Behavior of each of the first three farms integer: N, M and W. The second row to the M + 1 lines, each behavior three integers: S, T and E, represents a two-way path from S to E, the desired event through this path T seconds, at most between the two one way. Of M + 2 ~ M + W + 1 of rows of three integers: S, T and E, represents a unidirectional path from S to E, and back through the road such that the time T seconds.
Behavior of each of the first three farms integer: N, M and W. The second row to the M + 1 lines, each behavior three integers: S, T and E, represents a two-way path from S to E, the desired event through this path T seconds, at most between the two one way. Of M + 2 ~ M + W + 1 of rows of three integers: S, T and E, represents a unidirectional path from S to E, and back through the road such that the time T seconds.
Output
For each test data, if John can achieve their goals, output "YES"; otherwise, the output "NO".
Sample Input
2 3 3 1 1 2 2 1 3 4 2 3 1 3 1 3 3 2 1 1 2 3 2 3 4 3 1 8
Sample Output
NO YES
Explanation:
The subject is easy to see that a judge has no negative ring topic, I use the SPFA algorithm , Baidu, and then learn about the algorithm, this problem is equivalent to the template title. Then the test data, the last set of test cases does not wrap. Zhendi is gay.
![](https://images.cnblogs.com/OutliningIndicators/ContractedBlock.gif)

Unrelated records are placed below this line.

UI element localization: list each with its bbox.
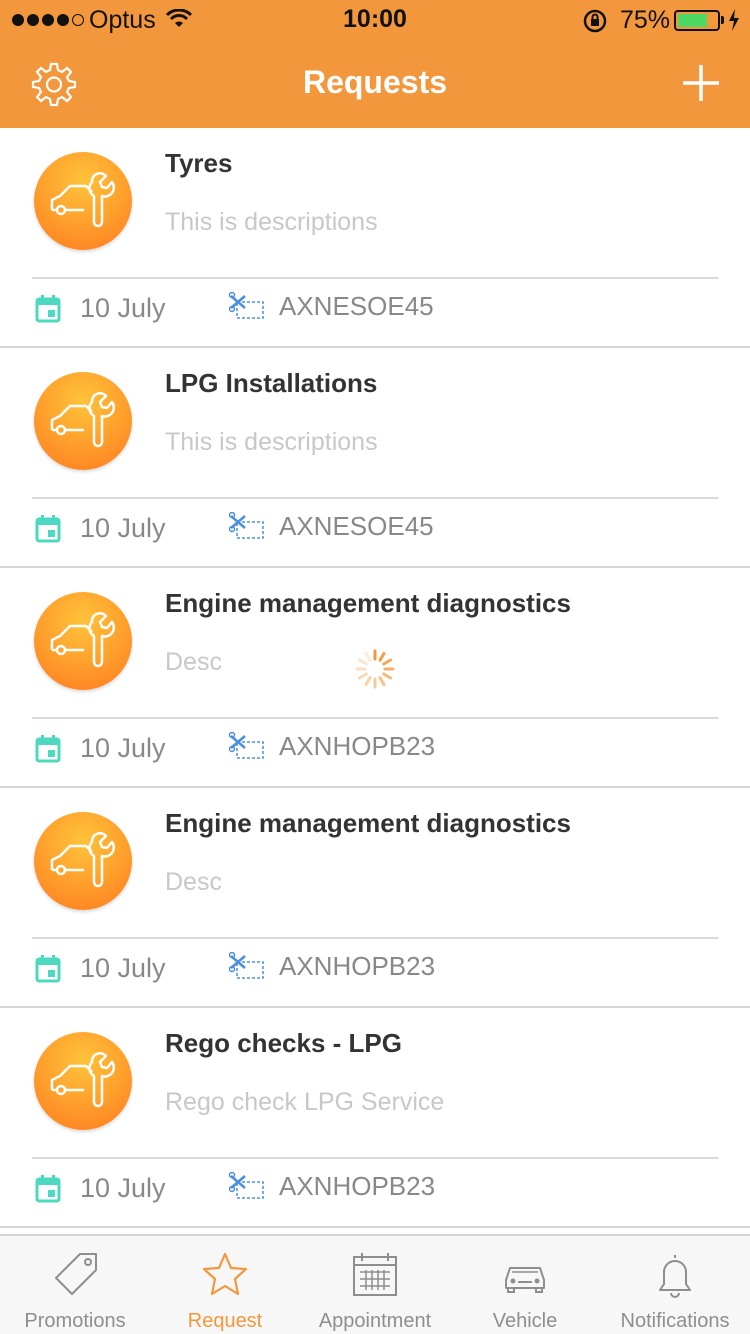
tab-label: Notifications [620, 1310, 730, 1332]
tab-appointment[interactable]: Appointment [300, 1236, 450, 1334]
request-description: Desc [165, 648, 222, 676]
request-code: AXNESOE45 [279, 511, 434, 541]
card-divider [32, 1157, 718, 1159]
request-description: This is descriptions [165, 428, 378, 456]
car-repair-icon [34, 372, 132, 470]
request-description: Desc [165, 868, 222, 896]
request-description: Rego check LPG Service [165, 1088, 445, 1116]
tab-label: Promotions [24, 1310, 126, 1332]
request-title: Engine management diagnostics [165, 588, 571, 618]
request-title: LPG Installations [165, 368, 378, 398]
request-title: Rego checks - LPG [165, 1028, 402, 1058]
request-title: Tyres [165, 148, 233, 178]
request-description: This is descriptions [165, 208, 378, 236]
charging-icon [729, 9, 739, 31]
card-divider [32, 717, 718, 719]
battery-icon [674, 10, 720, 31]
calendar-icon [35, 955, 61, 983]
request-code: AXNESOE45 [279, 291, 434, 321]
coupon-icon [229, 292, 264, 319]
calendar-icon [35, 295, 61, 323]
status-bar: Optus 10:00 75% [0, 0, 750, 40]
calendar-icon [35, 515, 61, 543]
car-repair-icon [34, 152, 132, 250]
card-divider [32, 277, 718, 279]
request-date: 10 July [80, 293, 166, 323]
car-repair-icon [34, 1032, 132, 1130]
tab-promotions[interactable]: Promotions [0, 1236, 150, 1334]
request-code: AXNHOPB23 [279, 951, 436, 981]
request-date: 10 July [80, 1173, 166, 1203]
calendar-icon [35, 1175, 61, 1203]
battery-percent: 75% [620, 6, 671, 34]
car-icon [505, 1267, 545, 1293]
tab-bar: Promotions Request Appointment Vehicle N… [0, 1234, 750, 1334]
tab-label: Vehicle [492, 1310, 558, 1332]
request-card[interactable]: Engine management diagnostics Desc 10 Ju… [0, 568, 750, 788]
tab-label: Appointment [318, 1310, 432, 1332]
request-card[interactable]: Engine management diagnostics Desc 10 Ju… [0, 788, 750, 1008]
coupon-icon [229, 732, 264, 759]
request-date: 10 July [80, 953, 166, 983]
plus-icon[interactable] [680, 62, 722, 104]
tab-label: Request [187, 1310, 263, 1332]
request-date: 10 July [80, 513, 166, 543]
tab-request[interactable]: Request [150, 1236, 300, 1334]
tag-icon [55, 1253, 97, 1295]
car-repair-icon [34, 592, 132, 690]
rotation-lock-icon [583, 9, 607, 33]
card-divider [32, 937, 718, 939]
calendar-icon [353, 1253, 397, 1296]
coupon-icon [229, 1172, 264, 1199]
car-repair-icon [34, 812, 132, 910]
request-code: AXNHOPB23 [279, 731, 436, 761]
coupon-icon [229, 512, 264, 539]
request-date: 10 July [80, 733, 166, 763]
request-list: Tyres This is descriptions 10 July AXNES… [0, 128, 750, 1228]
page-title: Requests [302, 64, 448, 100]
nav-header: Optus 10:00 75% Requests [0, 0, 750, 128]
request-code: AXNHOPB23 [279, 1171, 436, 1201]
loading-spinner-icon [355, 649, 395, 689]
card-divider [32, 497, 718, 499]
tab-notifications[interactable]: Notifications [600, 1236, 750, 1334]
star-icon [202, 1252, 248, 1296]
bell-icon [659, 1255, 691, 1298]
calendar-icon [35, 735, 61, 763]
request-card[interactable]: Rego checks - LPG Rego check LPG Service… [0, 1008, 750, 1228]
tab-vehicle[interactable]: Vehicle [450, 1236, 600, 1334]
request-card[interactable]: LPG Installations This is descriptions 1… [0, 348, 750, 568]
request-card[interactable]: Tyres This is descriptions 10 July AXNES… [0, 128, 750, 348]
coupon-icon [229, 952, 264, 979]
request-title: Engine management diagnostics [165, 808, 571, 838]
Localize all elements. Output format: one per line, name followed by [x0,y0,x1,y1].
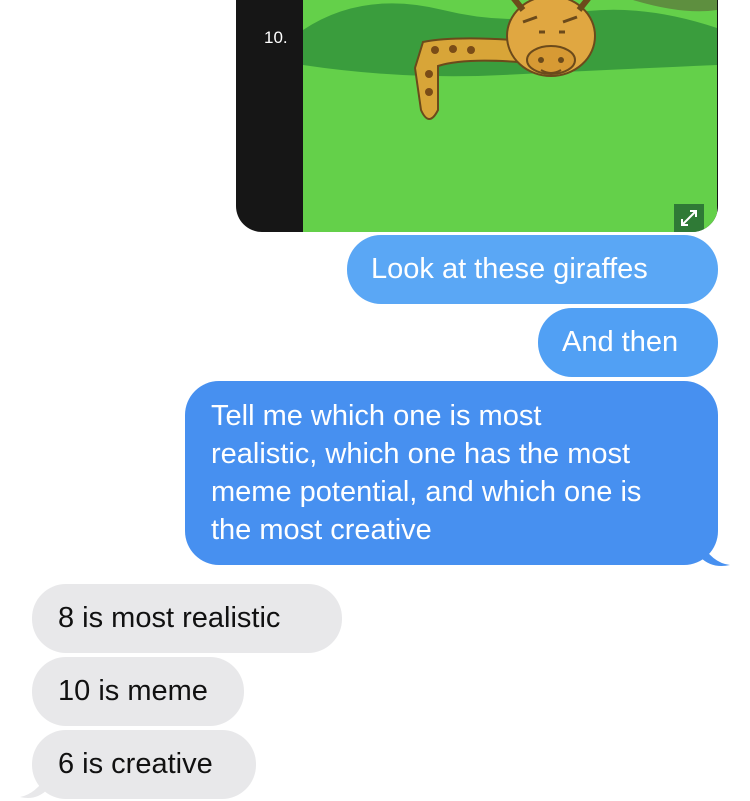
expand-arrows-icon [681,210,697,226]
image-attachment[interactable]: 10. [236,0,718,232]
message-line: realistic, which one has the most [211,438,631,470]
expand-button[interactable] [674,204,704,232]
sent-message[interactable]: Look at these giraffes [347,235,718,304]
message-line: meme potential, and which one is [211,476,642,508]
received-message[interactable]: 6 is creative [32,730,256,799]
received-message[interactable]: 8 is most realistic [32,584,342,653]
message-line: Tell me which one is most [211,400,542,432]
sent-message[interactable]: Tell me which one is most realistic, whi… [185,381,718,565]
received-bubble-tail [20,774,48,798]
giraffe-drawing-image [303,0,717,232]
message-line: the most creative [211,514,432,546]
sent-message[interactable]: And then [538,308,718,377]
sent-bubble-tail [700,541,730,566]
received-message[interactable]: 10 is meme [32,657,244,726]
image-number-label: 10. [264,28,288,47]
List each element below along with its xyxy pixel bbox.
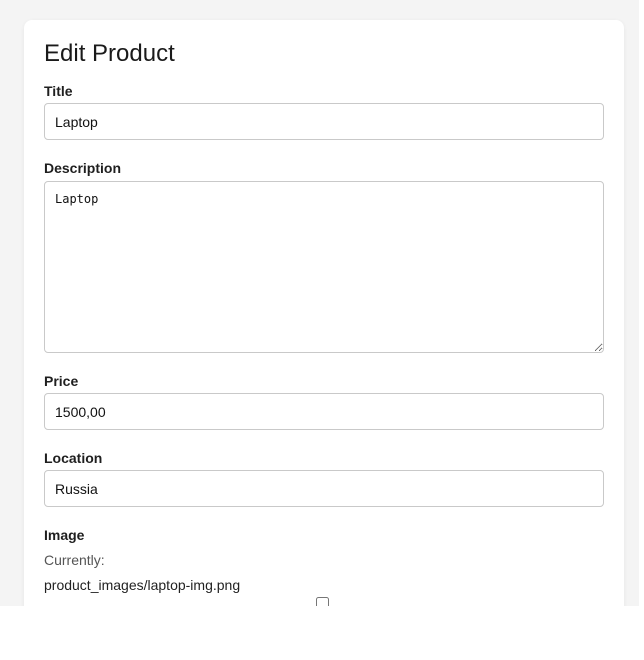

1 #include<bits/stdc++.h> 2 3 using namespace std; 4 const int N = 5210; 5 const int INF = 0xFFFFFFF; 6 7 struct edge{ 8 int v, w, next; 9 }edges[N]; 10 11 int dist[N], num[N], frist[N]; 12 bool vis[N]; 13 int n, m, w; 14 int e_sums; 15 16 int Scan() { //输入挂 17 int res = 0, ch, flag = 0; 18 if ((ch = getchar()) == '-') 19 flag = 1; 20 else if (ch >= '0' && ch <= '9') 21 res = ch - '0'; 22 while ((ch = getchar()) >= '0' && ch <= '9') 23 res = res * 10 + ch - '0'; 24 return flag ? -res : res; 25 } 26 27 void Out (int a) { //输出挂 28 if (a > 9) 29 Out(a / 10); 30 putchar(a % 10 + '0'); 31 } 32 33 void addEdge (int u, int v, int w) { 34 edges[e_sums].v = v; 35 edges[e_sums].w = w; 36 edges[e_sums].next = frist[u]; 37 frist[u] = e_sums++; 38 } 39 40 bool spfa() { 41 queue<int> que; 42 dist[1] = 0; 43 vis[1] = true; 44 que.push(1); 45 num[1]++; 46 while (que.size()) { 47 int u = que.front(); 48 que.pop(); 49 vis[u] = false; 50 for (int i = frist[u]; i != -1; i = edges[i].next) { 51 int v = edges[i].v; 52 if (dist[v] > dist[u] + edges[i].w) { 53 dist[v] = dist[u] + edges[i].w; 54 if ( !vis[v] ) { 55 vis[v] = true; 56 que.push(v); 57 num[v]++; 58 if (num[v] > n) { 59 return true; 60 } 61 } 62 } 63 } 64 } 65 return false; 66 } 67 68 69 int main() { 70 int t; 71 //scanf("%d", &t); 72 t = Scan(); 73 int gz = 1; 74 while (t--) { 75 if (!gz)putchar('\n'); 76 gz = 0; 77 e_sums = 0; 78 memset(frist, -1, sizeof(frist)); 79 memset(vis, false, sizeof(vis)); 80 memset(num, 0, sizeof(num)); 81 82 //scanf("%d %d %d", &n, &m, &w); 83 n = Scan(), m = Scan(), w = Scan(); 84 for (int i = 1; i <= n; i++) { 85 dist[i] = INF; 86 } 87 88 89 int x, y, z; 90 for (int i = 0; i < m; i++) { 91 //scanf("%d %d %d", &x, &y, &z); 92 x = Scan(), y = Scan(), z = Scan(); 93 addEdge(x, y, z); 94 addEdge(y, x, z); 95 } 96 97 for (int i = 0; i < w; i++) { 98 //scanf("%d %d %d", &x, &y, &z); 99 x = Scan(), y = Scan(), z = Scan(); 100 addEdge(x, y, -z); 101 } 102 103 if ( spfa() ) { 104 printf("YES"); 105 } else { 106 printf("NO"); 107 } 108 } 109 return 0; 110 }
I feel the students, forced to try out this format the wrong solution, this is really big brother.